26 April 2012

« Alouettes sans tête »

Yesterday I made the beef roll-ups that are called « alouettes sans tête » in French — "headless larks." Another name for them is simply "headless birds" — « oiseaux sans tête » — which some sources say is a Belgian term. And finally, they are called « paupiettes » or "roulades." You might find all these terms used interchangeably. And there are no actual larks on the ingredient list.

The recipe I made came from an idea that a Frenchwoman named Françoise left in a comment on my earlier post about turkey breast paupiettes. Françoise said that, in Provence, people cook thin slices of beef rolled up around a stuffing of pork, onions, garlic, and herbs. They cook them in tomato sauce with green olives. "The name of this dish is alouettes sans tête. Try it, it is delicious !" she wrote.

Making paupiettes for alouettes sans tête
So I did. I used the same pork, mushroom, and onion stuffing I had made for the turkey breast roll-ups and saved in the freezer, adding to it some chopped sun-dried tomatoes and green olives for extra flavor. Then I made the paupiettes by just spreading the stuffing on beefsteaks flattened with a meat pounder/tenderizer before rolling them up and tying them into little packets. I didn't think I needed to wrap them in strips of bacon this time.

Brown them in oil or butter
The next step is to brown the paupiettes in butter or oil, turning them so they brown on all sides. That takes about 10 minutes.

Pour on tomato sauce and let them simmer
When they are browned, add about a cup of good tomato sauce to the pan and let the paupiettes simmer in it for an hour or so, adding wine or water as needed to keep the sauce from drying out. You can let them simmer, covered, on top of the stove, or in the oven.
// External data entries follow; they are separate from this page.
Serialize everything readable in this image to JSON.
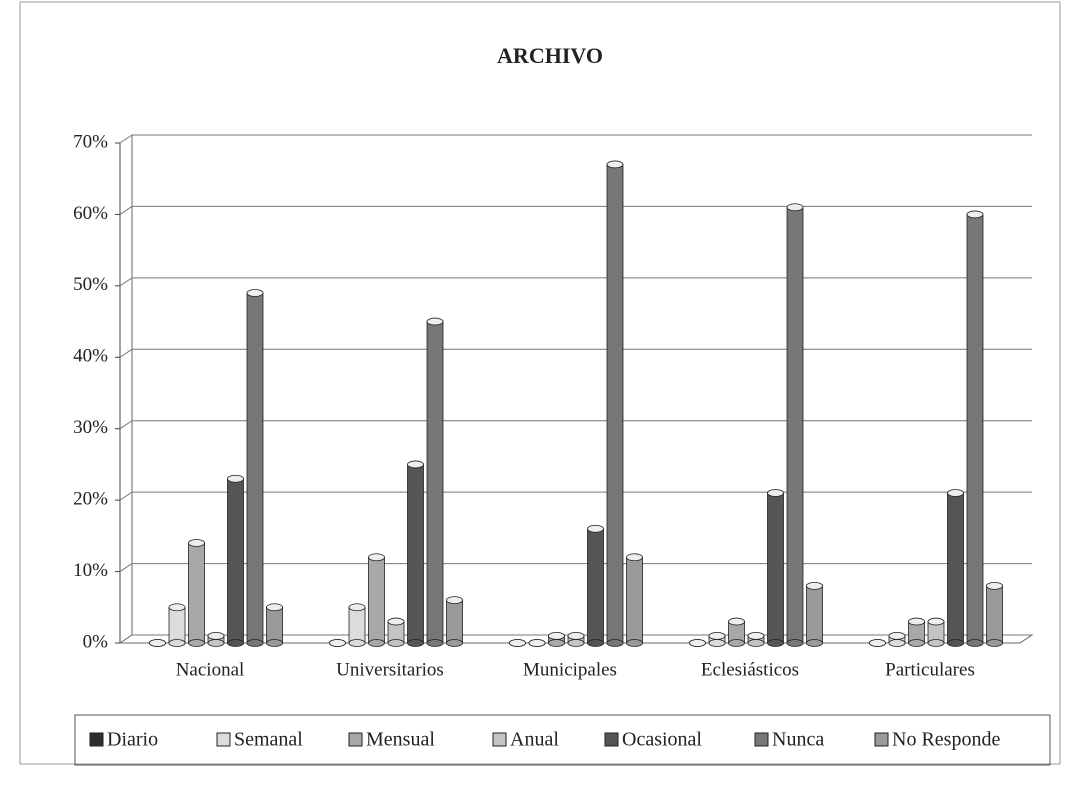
{
  "chart_data": {
    "type": "bar",
    "title": "ARCHIVO",
    "categories": [
      "Nacional",
      "Universitarios",
      "Municipales",
      "Eclesiásticos",
      "Particulares"
    ],
    "series": [
      {
        "name": "Diario",
        "color": "#2e2e2e",
        "values": [
          0,
          0,
          0,
          0,
          0
        ]
      },
      {
        "name": "Semanal",
        "color": "#dcdcdc",
        "values": [
          5,
          5,
          0,
          1,
          1
        ]
      },
      {
        "name": "Mensual",
        "color": "#a8a8a8",
        "values": [
          14,
          12,
          1,
          3,
          3
        ]
      },
      {
        "name": "Anual",
        "color": "#c4c4c4",
        "values": [
          1,
          3,
          1,
          1,
          3
        ]
      },
      {
        "name": "Ocasional",
        "color": "#555555",
        "values": [
          23,
          25,
          16,
          21,
          21
        ]
      },
      {
        "name": "Nunca",
        "color": "#777777",
        "values": [
          49,
          45,
          67,
          61,
          60
        ]
      },
      {
        "name": "No Responde",
        "color": "#9a9a9a",
        "values": [
          5,
          6,
          12,
          8,
          8
        ]
      }
    ],
    "ylim": [
      0,
      70
    ],
    "yticks": [
      {
        "value": 0,
        "label": "0%"
      },
      {
        "value": 10,
        "label": "10%"
      },
      {
        "value": 20,
        "label": "20%"
      },
      {
        "value": 30,
        "label": "30%"
      },
      {
        "value": 40,
        "label": "40%"
      },
      {
        "value": 50,
        "label": "50%"
      },
      {
        "value": 60,
        "label": "60%"
      },
      {
        "value": 70,
        "label": "70%"
      }
    ],
    "grid": true,
    "legend": "bottom"
  }
}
Alouettes sans tête with macaroni
We ate these alouettes sans tête with pasta, but they'd be good with polenta or even rice, I think. One per person is probably enough. Good bread, good red wine, and a nice green salad complete the meal.


  1. I didn’t have my breakfast yet and it makes me hungry. Those poor birds look terrific. I’m sure they are delicious too. Lucky you!

  2. Are they really as small as they look in the photo with the macaroni? Or were those just pieces in that photo? I had the impression they'd be more like the size of a fist, at least?

  3. CHM, luck is part of it, in that they turned out good. But it was work that made it happen!

    Judy, no, they are smaller than a fist. Each one weighed 4 to 5 oz. (125 to 150 grams). Depended on the size of the slice of steak. Approximately quarter-pounders, as it were.

  4. They do look excellent. Tainty little packages.
    Nothing like those hunks of German Rouladen.

    A great idea of mixing them into the pasta.

  5. H.P., I hope that by 'tainty' you mean 'dainty' (small and neat) and not 'tainted' (toxic)!

  6. See? ESL. Best excuse in the world.
    Of course I meant dainty.

    Two more month and our very own kitchen is up and running! Cannot wait.